The following commands are supported for remote execution:

Command/Method

Description

cat

Display file contents

ls

List directory contents

cd

Change directory

pwd

Print working directory

man

Display manual pages

sort

Sort lines of text files

df

Report file system disk space usage

du

Estimate file space usage

grep

Search for patterns in files

find

Search for files

head

Display beginning of files

more

Page through text

less

Page through text with more features

tail

Display end of files

wc

Print newline, word, and byte counts

cut

Remove sections from lines

echo

Display a line of text

printf

Format and print data

print

Print data

ps

Report process status

base64

Base64 encode/decode

Pipe (|)

Pipe output

Input redirect (<)

Redirect input

Command separator (;)

Separate commands

Command chaining (&&)

Chain commands

Note

The command execution environment is isolated and has no impact on the function’s running state.

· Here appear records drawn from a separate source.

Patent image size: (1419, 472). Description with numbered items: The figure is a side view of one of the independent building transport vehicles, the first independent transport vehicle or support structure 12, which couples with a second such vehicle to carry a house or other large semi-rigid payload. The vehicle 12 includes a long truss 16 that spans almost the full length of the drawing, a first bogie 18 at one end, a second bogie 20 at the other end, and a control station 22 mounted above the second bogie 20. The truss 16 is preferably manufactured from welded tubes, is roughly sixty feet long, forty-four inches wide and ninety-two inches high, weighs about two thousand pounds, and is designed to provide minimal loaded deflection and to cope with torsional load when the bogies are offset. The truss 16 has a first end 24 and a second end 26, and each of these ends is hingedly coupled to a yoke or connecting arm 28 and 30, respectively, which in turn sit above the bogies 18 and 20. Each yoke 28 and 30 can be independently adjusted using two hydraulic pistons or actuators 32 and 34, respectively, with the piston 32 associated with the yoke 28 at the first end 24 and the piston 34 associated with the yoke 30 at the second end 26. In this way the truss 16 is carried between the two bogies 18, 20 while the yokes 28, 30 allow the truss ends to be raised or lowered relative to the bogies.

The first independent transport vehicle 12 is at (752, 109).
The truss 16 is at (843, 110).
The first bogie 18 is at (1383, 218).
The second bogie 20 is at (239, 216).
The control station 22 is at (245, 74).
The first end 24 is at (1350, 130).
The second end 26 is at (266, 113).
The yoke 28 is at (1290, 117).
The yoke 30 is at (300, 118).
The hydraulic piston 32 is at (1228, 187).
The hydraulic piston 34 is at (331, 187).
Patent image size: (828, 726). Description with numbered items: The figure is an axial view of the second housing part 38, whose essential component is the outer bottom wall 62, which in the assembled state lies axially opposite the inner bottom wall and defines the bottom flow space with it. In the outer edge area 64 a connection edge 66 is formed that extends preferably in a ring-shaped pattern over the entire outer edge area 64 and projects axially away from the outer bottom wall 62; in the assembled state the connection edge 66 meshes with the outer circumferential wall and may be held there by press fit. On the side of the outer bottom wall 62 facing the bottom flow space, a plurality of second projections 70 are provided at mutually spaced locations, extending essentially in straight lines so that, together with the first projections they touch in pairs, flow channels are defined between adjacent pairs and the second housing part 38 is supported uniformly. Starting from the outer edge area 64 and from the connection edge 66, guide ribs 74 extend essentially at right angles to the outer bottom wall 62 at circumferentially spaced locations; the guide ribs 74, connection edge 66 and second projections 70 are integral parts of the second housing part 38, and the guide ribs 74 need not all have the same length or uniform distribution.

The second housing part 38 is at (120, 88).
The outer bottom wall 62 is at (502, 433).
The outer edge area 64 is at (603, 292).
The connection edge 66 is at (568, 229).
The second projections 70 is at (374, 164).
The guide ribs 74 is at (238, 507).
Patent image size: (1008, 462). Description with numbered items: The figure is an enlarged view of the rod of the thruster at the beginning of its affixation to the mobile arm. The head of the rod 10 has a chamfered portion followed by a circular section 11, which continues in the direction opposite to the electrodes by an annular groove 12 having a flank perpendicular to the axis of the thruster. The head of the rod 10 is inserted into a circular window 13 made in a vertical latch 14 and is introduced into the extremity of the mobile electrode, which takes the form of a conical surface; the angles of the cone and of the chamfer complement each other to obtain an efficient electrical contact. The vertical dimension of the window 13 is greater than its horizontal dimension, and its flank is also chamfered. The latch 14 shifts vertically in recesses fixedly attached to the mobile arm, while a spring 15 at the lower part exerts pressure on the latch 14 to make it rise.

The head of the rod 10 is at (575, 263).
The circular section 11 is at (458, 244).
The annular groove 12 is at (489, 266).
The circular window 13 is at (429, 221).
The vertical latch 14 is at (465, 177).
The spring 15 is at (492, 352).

Command execution is logged for security and audit purposes.

Security#

NVCF ensures secure debugging capabilities:

  • Authentication and authorization for all debugging actions

  • Container isolation prevents unauthorized access

  • Limited command set to prevent system modifications

  • Access control based on NGC permissions

  • All debugging actions are logged and auditable

Troubleshooting#

Common Error Codes#

Error Code

Description

Possible Resolution

400 (BadRequestException)

Function is inactive or invalid parameters provided

Ensure function is active and parameters are correct

401 (NotAuthorizedException)

Invalid authentication token

Check that your NGC API key or SSA token is valid

403 (ForbiddenException)

Insufficient permissions or function does not exist

Verify that your token has the appropriate scopes and the function exists

404 (NotFoundException)

Selected pod/container/instance does not exist

Verify that the specified resources exist and are correctly named

429 (TooManyRequestsException)

Rate limit exceeded

Reduce the frequency of requests and try again later

500 (UpstreamException)

Internal service error

Contact support if the issue persists

Required Permissions#

To use the debuggability features, ensure your NGC API key has the correct permissions:

  • When generating an NGC API key from the NGC console, select the “Cloud Function” permission

  • This permission grants the necessary access to use both Live Tail Logs and Command Execution features

Limitations#

  • Real-time logs are ephemeral with no long-term storage

  • Historical logs are still available through the standard logging system

  • Command execution is limited to a predefined set of commands

  • Debugging sessions have a maximum duration of 2 hours

  • Output size is limited to 2MB per command

  • Live tail logs are only supported for functions deployed to GFN and DGXC cloud environments

  • Live tail logs view maintains a maximum of 50,000 lines in the console buffer

  • Real-time logs cannot be searched on aggregate across all functions (e.g., searching for a string across all functions in an organization)

Appendix A: Terminology#

Term

Definition

NGC

NVIDIA GPU Cloud which provides a way for users to set up and manage access to NVIDIA cloud services

NVCF

NVIDIA Cloud Functions

Ephemeral Container

A temporary container created within a pod for debugging purposes

Real-time Logs

Logs streamed with minimal latency during function execution

DGXC

DGX Cloud service

History Logs

Logs stored for longer-term analysis with search capabilities

Live Tail Logs

Near real-time streaming logs with minimal latency

Distroless Container

A container image with minimal operating system components